Single-Cell Transcriptome Profile During the Antibody Decline Phase Following Inactivated COVID-19 Vaccination

Zhongyi Zhu¹Yaling Huang²Jia-tong Sun³Meirong Li⁴Yong Chen⁴Fubaoqian Huang²Chuanyu Liu²Weijun Chen¹Jinmin Ma^1*

• ¹University of the Chinese Academy of Sciences, Beijing, China
• ²Shenzhen BGI Life Sciences Institute, Shenzhen, China
• ³Changchun University of Chinese Medicine, Changchun, China
• ⁴Huo-Yan Engineering Technology, ShenZhen, China

Variability in antibody responses among individuals following vaccination is a common phenomenon. This study employs single-cell transcriptome sequencing to characterize the transcriptomic features underlying these variations during the antibody decline phase after inactivated COVID-19 vaccination. Sixty-five healthy volunteers received two doses of BBIBP-CorV, with antibody levels measured 109-140 days post-vaccination. From these, 15 samples representing low, median, and high antibody titers were selected for PBMC single-cell RNA sequencing.
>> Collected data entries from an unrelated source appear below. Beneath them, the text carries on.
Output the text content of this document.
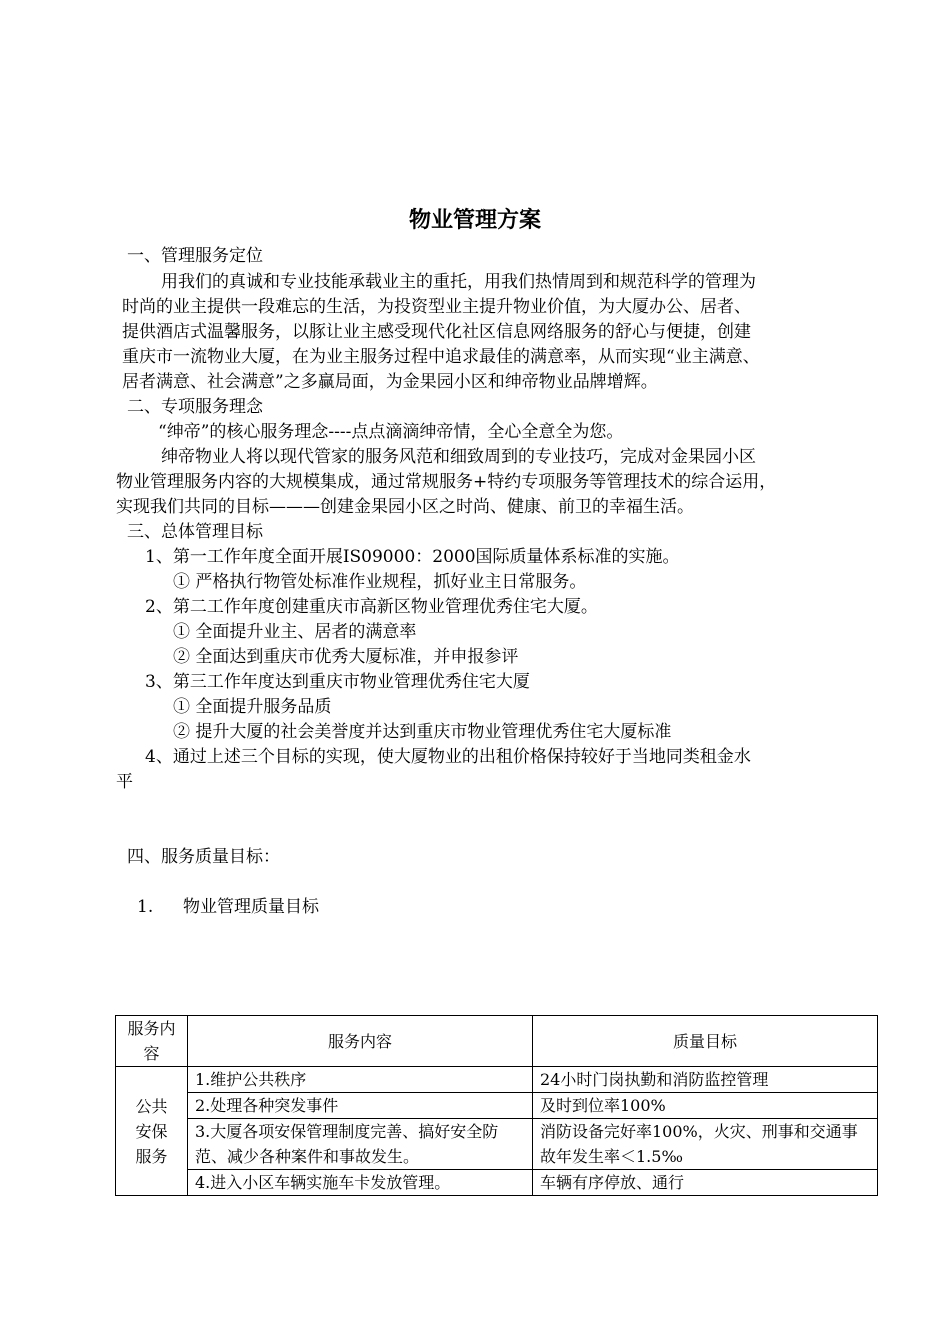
物业管理方案
一、管理服务定位
用我们的真诚和专业技能承载业主的重托，用我们热情周到和规范科学的管理为
时尚的业主提供一段难忘的生活，为投资型业主提升物业价值，为大厦办公、居者、
提供酒店式温馨服务，以豚让业主感受现代化社区信息网络服务的舒心与便捷，创建
重庆市一流物业大厦，在为业主服务过程中追求最佳的满意率，从而实现“业主满意、
居者满意、社会满意”之多赢局面，为金果园小区和绅帝物业品牌增辉。
二、专项服务理念
“绅帝”的核心服务理念----点点滴滴绅帝情，全心全意全为您。
绅帝物业人将以现代管家的服务风范和细致周到的专业技巧，完成对金果园小区
物业管理服务内容的大规模集成，通过常规服务+特约专项服务等管理技术的综合运用，
实现我们共同的目标———创建金果园小区之时尚、健康、前卫的幸福生活。
三、总体管理目标
1、第一工作年度全面开展IS09000：2000国际质量体系标准的实施。
① 严格执行物管处标准作业规程，抓好业主日常服务。
2、第二工作年度创建重庆市高新区物业管理优秀住宅大厦。
① 全面提升业主、居者的满意率
② 全面达到重庆市优秀大厦标准，并申报参评
3、第三工作年度达到重庆市物业管理优秀住宅大厦
① 全面提升服务品质
② 提升大厦的社会美誉度并达到重庆市物业管理优秀住宅大厦标准
4、通过上述三个目标的实现，使大厦物业的出租价格保持较好于当地同类租金水
平
四、服务质量目标：
1. 物业管理质量目标
服务内容	服务内容	质量目标
公共安保服务	1.维护公共秩序	24小时门岗执勤和消防监控管理
	2.处理各种突发事件	及时到位率100%
	3.大厦各项安保管理制度完善、搞好安全防范、减少各种案件和事故发生。	消防设备完好率100%，火灾、刑事和交通事故年发生率＜1.5‰
	4.进入小区车辆实施车卡发放管理。	车辆有序停放、通行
Re-analysis of antibody kinetics revealed that titers during the decline phase are most strongly associated with long-term persistence. Differentially expressed genes were enriched in immune pathways including lymphocyte activation, antigen presentation (MHC-I and MHC-II), and interferon signaling. Significant variation in HLA genes, particularly HLA-B, was observed across PBMC cell types, indicating its role in antigen recognition and immune coordination. Cell-cell communication analysis further identified enhanced MHC-I signaling in high-titer groups, dominated by HLA-B interactions with CD8+ T cells, underscoring the importance of intercellular crosstalk in antibody maintenance. These findings reveal a state of balanced immune alertness during the decline phase, providing insights into the cellular and molecular determinants of long-term humoral immunity and informing future vaccine design.